頸髄損傷の大けがを負ったのは、Oが高校生の時だった。学校で催された柔道大会の試合中の事故で、脊髄神経の5番目と6番目を傷めてしまったのである。下肢が完全にマヒし、上肢にも部分的にマヒが残った。

事故のあとに大手術を受けた。術後、3ヶ月間は寝たきりの状態だった。全身が硬直し、右手がわずかに動くだけの自分。それが、どうしても信じられない。

〈どうして、こんなことに……〉

両親に申し訳ない、と思った。

Oは1975年、奄美大島で生まれた。父親が教員だった関係で、鹿児島県の各地で育った。マジックで人を楽しませるような、明るく活発な少年だった。一方で、教育熱心で厳格な父親のもと、勉強にも本腰を入れていた。中学卒業後は大学進学を目指し、鹿児島の進学校で高校生活を送った。

Oの成長は順調そのものだった。だが、輝きに満ちたその幸せは、一瞬にして、闇の中に封じ込まれてしまったのである。

事故から半年が経ち、Oは寝たきりから解き放たれた。自助具を使った動作ができるようになり、マヒしていた左手も徐々に動かせるようになった。

しかし、後遺症は思いのほか重くのしかかった。泌尿器障害によって、高熱に苛まれる日々があった。起立性低血圧で失神することもあった。こんなことで、これから先を生きていけるのだろうか。Oは将来への不安でいっぱいになるのだった。

その時、Oの隠れたパワーがわき上がった。

〈負けたくない、ぜったいに負けない!〉

現状に屈してなるものか。もっともっと、リハビリをしたい。Oはリハビリの専門病院に移った。あえて両親の付き添いから離れた。できるかぎり自力でやらなければ、という思いがあったのだ。

そこでは、同じような立場におかれた人々が、それぞれの機能訓練に励んでいた。Oは決してあせらなかった。ベッドや車いすへの乗り降りをはじめ、さまざまなリハビリに、じっくりと取り組んでいったのである。

そこでのリハビリ生活は6年余りに及んだ。看護師や理学療法士、作業療法士などの医療スタッフによる支援、そして本人の揺るぎない意志。いつしか余裕も生まれ、ツインバスケットボールのチームに参加するまでになった。

退院後はまた、両親のもとで暮らすことになった。しかしOは、自立について真剣に考えるようになっていた。重い障害を持ちながら、独り暮しをしている人がいる。共同生活を営んでいる施設がある。

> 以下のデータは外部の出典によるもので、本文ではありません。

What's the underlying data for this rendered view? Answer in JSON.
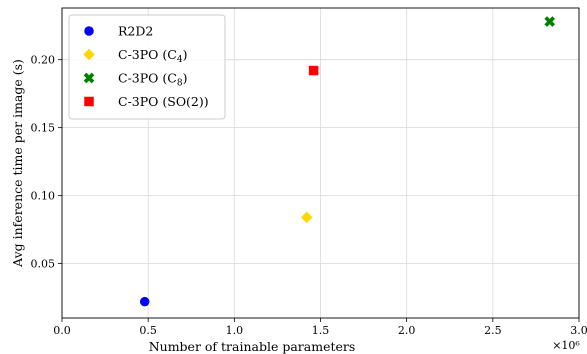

そういった情報を敏感にとらえ、自分の目で確かめに行くこともあった。

そしてOは、自分なりの自立の道を見いだすのだった。

〈情報処理技術者、これだ!〉

まずは勉強にとりかかった。産業技術に目を向け、放送大学で経営管理などをみっちりと学んだ。ソフトウェア開発技術者などの国家資格も取った。

そのころOは、家族といっしょに千葉県に移住している。大学卒業後は、その地で就職を目指すことになった。しかし、就職は予想を超えて難しいものだった。身体介助が必要なOは、やはり条件が悪いのだ。

ある大手の企業に臨時で採用されたが、継続は許されなかった。身体の自由が利かないことで、Oの能力が充分に発揮できなかったのである。

〈資格や学歴は、能力として評価されないのか……〉

現実の厳しさに、すべてをあきらめそうになった。

そんなある日、Oに朗報が届いた。就職の相談に乗ってもらっていた社会福祉法人東京コロニーからで、重度障害者を在宅で雇っている会社がある、というのだ。

それが、OKIワークウェルだった。高いIT技術を身につけているOは歓迎され、ほどなく入社となった。2005年のことである。

自立への道が開かれた。勇気と自信を得たOは、かねてより目標にしていた、自動車運転免許の取得をも実現させるのだった。

Oは現在、両親との2世帯で愛妻と暮らしている。重度障害者が結婚するというのは、いろいろな面で難しいものである。しかしOは、それをも乗り越えてしまった。

「負けず嫌いなんです」

男らしい頑強な顔つきが、屈託なくほころぶ。

大きな目標があっても、まずは、身近なところから一つずつ、確実にクリアしていく。質実剛健、それがOの底力である。